Und trotzdem passiert es: Du erreichst deine Ziele nicht.

Warst du nicht diszipliniert genug? War das Ziel doch zu unrealistisch? Fehlte es an Motivation?

In den meisten Fällen lautet die Antwort: Nein, es liegt nicht an dir. Du bist lediglich in die Planungsfalle getappt. Du hast die Rechnung ohne die Biologie gemacht – und ohne die drei fundamentalen Probleme von Fitnesszielen.
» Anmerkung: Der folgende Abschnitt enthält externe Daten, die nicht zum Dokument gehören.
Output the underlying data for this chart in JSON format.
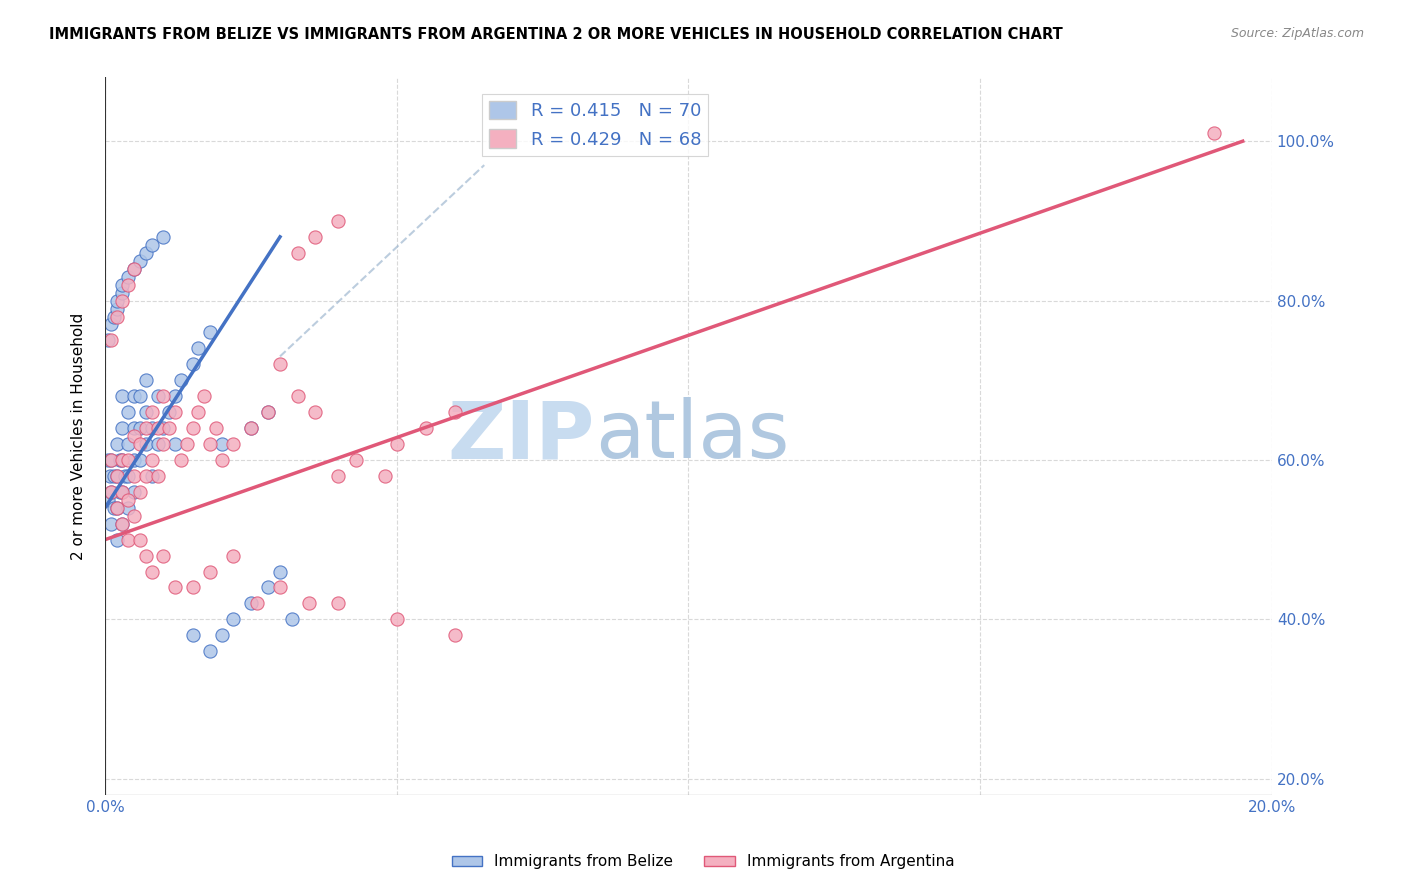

Die SMART-Falle: Die SMART-Formel kommt aus dem Management. Sie funktioniert bei Projekten, über die du Kontrolle hast. Dein Körper ist jedoch ein komplexes System, kein Fließband. Wer stoisch trainiert, plant das Handeln, nicht das Ergebnis. Ein Ziel wie „5 kg abnehmen“ ist ein Wunsch. „4-mal pro Woche trainieren“ ist ein stoischer Plan.

Problem 1: Fitnessziele und Biologie – Warum dein Körper keine Maschine ist

Fitnessziele: Dein Körper hört einfach nicht auf dich

7000 Kilokalorien steckt in einem Kilo Körperfett. Wenn du also wöchentlich ein halbes Kilo abnehmen möchtest, dann musst du 3500 kcal einsparen. Das sind täglich 500 kcal weniger als bisher. Das ist doch ein realistisches Ziel, oder?“ 

Möglicherweise. Aber vielleicht auch nicht. Was bei der einen Person funktioniert, muss bei der anderen noch lange nicht klappen. Der Körper ist einfach keine Maschine mit wenigen Schaltern und Knöpfen, die du einfach drücken kannst und dann passiert das, was du möchtest.

Der Körper ist nicht endlos formbar. Und es gibt schon gar nicht eine Garantie, dass er sich so verändert wie du es dir wünscht. 

Das Internet ist voll von Erfolgsgeschichten. Von Leuten, die abgenommen haben, fit wurden und jetzt einfach toll aussehen. 

Was du nicht siehst oder liest sind die Mehrzahl der Misserfolge. Menschen, die ihre Ziele sklavisch verfolgt haben, aber deren Körper sich nicht so verändert hat, wie sie es wollten. Deren Biologie einfach nicht mitgespielt hat.

Wenn ich Muskeln aufbauen möchte und mir als Ziel nehme in jeder Trainingseinheit eine Wiederholung mehr zu machen oder mehr Gewicht zu nehmen, dann baue ich auf jeden Fall Muskeln auf. Das ist doch wissenschaftlich erwiesen, oder?“

Ach, wäre es doch nur so einfach. Auch hier gilt: Der Körper ist keine Maschine. 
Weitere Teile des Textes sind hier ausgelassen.